In OpenSearchServer, lists of synonyms are simply created using the Schema
/ Synonyms
tab. Just write one series of synonyms per line. For instance :
pc,computer,personal computer
joystick,gamepad
Configuring schemas to work with synonyms
An index's schema must be configured to make use of these lists of synonyms. This is done with Analyzers
- by adding a filter to an existing analyzer. Here is an example :
Here are the tokens created by this modified analyzer when querying with the keywords "a great PC":
Here is what is happening, step by step:
- The tokenizer splits the sentence into tokens.
- The filter
LowerCaseFilter
transforms every word to lower case. - The filter
Shingler filter
creates several groups of tokens.
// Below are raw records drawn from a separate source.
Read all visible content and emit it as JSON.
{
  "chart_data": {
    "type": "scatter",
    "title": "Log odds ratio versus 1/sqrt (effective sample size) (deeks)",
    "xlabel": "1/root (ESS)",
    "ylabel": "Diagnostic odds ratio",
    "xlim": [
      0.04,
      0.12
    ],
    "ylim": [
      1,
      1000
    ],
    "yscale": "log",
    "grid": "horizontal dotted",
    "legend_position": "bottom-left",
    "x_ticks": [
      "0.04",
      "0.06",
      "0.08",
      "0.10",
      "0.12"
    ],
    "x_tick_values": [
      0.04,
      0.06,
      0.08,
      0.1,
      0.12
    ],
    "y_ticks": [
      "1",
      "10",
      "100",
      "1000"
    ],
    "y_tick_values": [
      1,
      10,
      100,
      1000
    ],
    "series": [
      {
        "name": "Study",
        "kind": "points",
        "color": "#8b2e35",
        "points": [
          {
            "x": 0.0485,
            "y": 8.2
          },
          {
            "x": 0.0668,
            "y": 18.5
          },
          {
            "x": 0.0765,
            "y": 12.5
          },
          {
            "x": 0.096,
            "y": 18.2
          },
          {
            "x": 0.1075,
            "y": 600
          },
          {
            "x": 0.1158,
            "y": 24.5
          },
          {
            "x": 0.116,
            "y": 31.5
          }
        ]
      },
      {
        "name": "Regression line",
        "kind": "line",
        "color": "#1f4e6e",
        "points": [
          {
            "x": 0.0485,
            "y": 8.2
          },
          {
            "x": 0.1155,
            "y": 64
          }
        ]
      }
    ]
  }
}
In this example it was configured to produce groups of 1 to 3 words, as you can see in theMax shingle size
andMin shingle size
settings in the screenshot. This is becauseMax shingle size
must match the number of words in the longest synonym of the list. If the longest synonym in the list is "personal computer", aMax shingle size
of 2 is thus sufficient. - The filter
SynonymFilter
detects available synonyms by comparing each token to the list of synonyms. The applicable synonyms are then added to the list of tokens. - The filter
RemoveTokenTypeFilter
removes the extra shingles.
The last 3 filters are only applied at query time. This allows for considerable flexibility: documents can be indexed first and list of synonyms can be written, modified or expanded later, without having to index the data again.
Configuring queries to make use of synonyms
Queries must belong to the Search (field)
type. Searched fields must use the Term & Phrase
mode to properly handle synonyms. Here is an example of a search for "cheap pc" on a field called title
, using the analyzer from the previous example:
The final query pattern used by OpenSearchServer is (title:cheap (title:pc title:computer title:"personal computer")) title:"cheap pc"~10
. This is functionally equivalent to running a cluster of queries in one shot. The automatic use of the Boolean OR
operator in this pattern means that the query can be expressed as :
search for
cheap pc
ORcheap computer
ORcheap personal computer
OR"cheap pc"
.
And thus, a document titled "A cheap computer" will be found when searching for "cheap pc".